Pascal Bouaziz : Je lis beaucoup de choses. Moi, “A la ligne”, ça m’a fait penser à Henri Calet et à des romanciers des années 20-30, à Louis Calaferte aussi, des gens qui ont fait le voyage inverse de Joseph Ponthus, qui se sont extraits d’un milieu très pauvre et très difficile et qui sont arrivés à le raconter en en étant sortis. Lui fait le voyage inverse. C’est un intellectuel. Je crois aussi que c’est pour ça que le bouquin est aussi touchant, c’est que ça pourrait être nous. Il se retrouve, par le hasard de la vie, à mettre ses livres dans un placard. Il travaille à l’usine et, de ce travail, il finit par en faire une description presque anatomique. La violence de ce genre de travail sur la vie, le corps des gens, le mental des gens, leur emploi du temps, leur perte des repères entre le jour et la nuit, la perte de l’appétit, la perte de tout. C’est ça qui est très fort.

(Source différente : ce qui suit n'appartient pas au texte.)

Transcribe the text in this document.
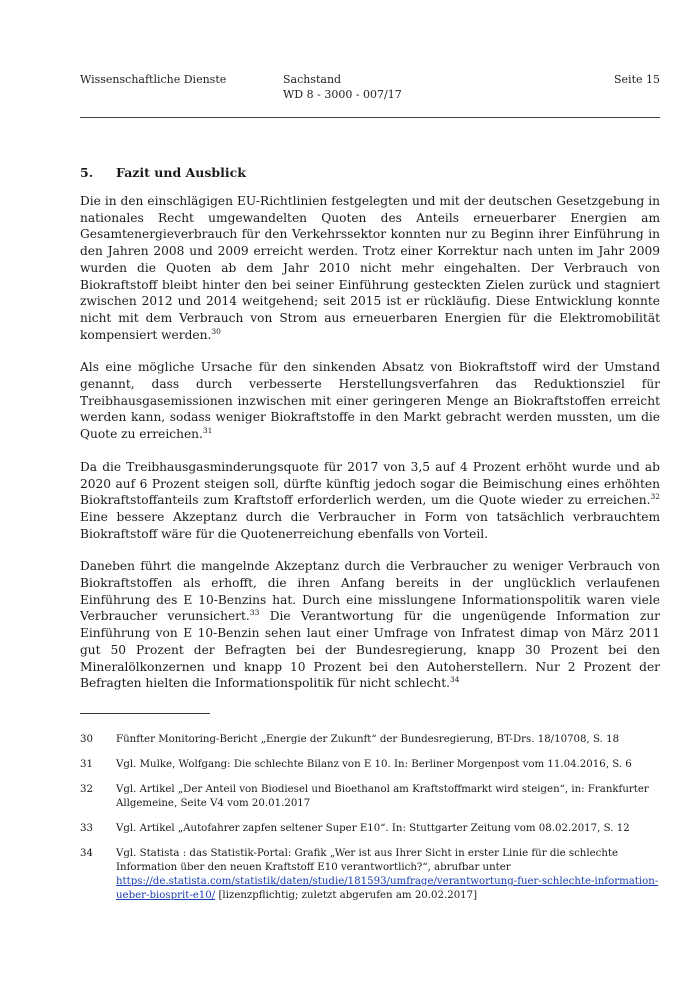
Wissenschaftliche Dienste	Sachstand
WD 8 - 3000 - 007/17
Seite 15
5. Fazit und Ausblick

Die in den einschlägigen EU-Richtlinien festgelegten und mit der deutschen Gesetzgebung in nationales Recht umgewandelten Quoten des Anteils erneuerbarer Energien am Gesamtenergieverbrauch für den Verkehrssektor konnten nur zu Beginn ihrer Einführung in den Jahren 2008 und 2009 erreicht werden. Trotz einer Korrektur nach unten im Jahr 2009 wurden die Quoten ab dem Jahr 2010 nicht mehr eingehalten. Der Verbrauch von Biokraftstoff bleibt hinter den bei seiner Einführung gesteckten Zielen zurück und stagniert zwischen 2012 und 2014 weitgehend; seit 2015 ist er rückläufig. Diese Entwicklung konnte nicht mit dem Verbrauch von Strom aus erneuerbaren Energien für die Elektromobilität kompensiert werden.$^{30}$

Als eine mögliche Ursache für den sinkenden Absatz von Biokraftstoff wird der Umstand genannt, dass durch verbesserte Herstellungsverfahren das Reduktionsziel für Treibhausgasemissionen inzwischen mit einer geringeren Menge an Biokraftstoffen erreicht werden kann, sodass weniger Biokraftstoffe in den Markt gebracht werden mussten, um die Quote zu erreichen.$^{31}$

Da die Treibhausgasminderungsquote für 2017 von 3,5 auf 4 Prozent erhöht wurde und ab 2020 auf 6 Prozent steigen soll, dürfte künftig jedoch sogar die Beimischung eines erhöhten Biokraftstoffanteils zum Kraftstoff erforderlich werden, um die Quote wieder zu erreichen.$^{32}$ Eine bessere Akzeptanz durch die Verbraucher in Form von tatsächlich verbrauchtem Biokraftstoff wäre für die Quotenerreichung ebenfalls von Vorteil.

Daneben führt die mangelnde Akzeptanz durch die Verbraucher zu weniger Verbrauch von Biokraftstoffen als erhofft, die ihren Anfang bereits in der unglücklich verlaufenen Einführung des E 10-Benzins hat. Durch eine misslungene Informationspolitik waren viele Verbraucher verunsichert.$^{33}$ Die Verantwortung für die ungenügende Information zur Einführung von E 10-Benzin sehen laut einer Umfrage von Infratest dimap von März 2011 gut 50 Prozent der Befragten bei der Bundesregierung, knapp 30 Prozent bei den Mineralölkonzernen und knapp 10 Prozent bei den Autoherstellern. Nur 2 Prozent der Befragten hielten die Informationspolitik für nicht schlecht.$^{34}$

30	Fünfter Monitoring-Bericht „Energie der Zukunft“ der Bundesregierung, BT-Drs. 18/10708, S. 18
31	Vgl. Mulke, Wolfgang: Die schlechte Bilanz von E 10. In: Berliner Morgenpost vom 11.04.2016, S. 6
32	Vgl. Artikel „Der Anteil von Biodiesel und Bioethanol am Kraftstoffmarkt wird steigen“, in: Frankfurter Allgemeine, Seite V4 vom 20.01.2017
33	Vgl. Artikel „Autofahrer zapfen seltener Super E10“. In: Stuttgarter Zeitung vom 08.02.2017, S. 12
34	Vgl. Statista : das Statistik-Portal: Grafik „Wer ist aus Ihrer Sicht in erster Linie für die schlechte Information über den neuen Kraftstoff E10 verantwortlich?“, abrufbar unter https://de.statista.com/statistik/daten/studie/181593/umfrage/verantwortung-fuer-schlechte-information-ueber-biosprit-e10/ [lizenzpflichtig; zuletzt abgerufen am 20.02.2017]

Vous écoutez quoi actuellement ?
Michel Cloup : Je me suis remis à écouter du rap, ou plutôt un genre de musique un peu électronique, un peu rap. J’avais un peu laissé tomber ça ces dix dernières années, j’étais revenu sur du rock ou des musiques plus acoustiques. Récemment, j’ai écouté un groupe super bien qui s’appelle Clipping, un groupe de hip-hop américain très expérimental. Je me suis aussi mis à aimer secrètement Kanye West.

Pourquoi secrètement ?
Au départ, je n’étais pas très attiré par ça et c’est le genre de personnages qui m’insupportent. J’ai toujours besoin d’un peu apprécier les gens pour apprécier leur travail, c’est une connerie mais je suis comme ça. Lui m’insupportait vraiment mais j’ai entendu des choses que je trouve plutôt pas mal. Et ce que j’écoute en ce moment, c’est plutôt dans ce registre-là.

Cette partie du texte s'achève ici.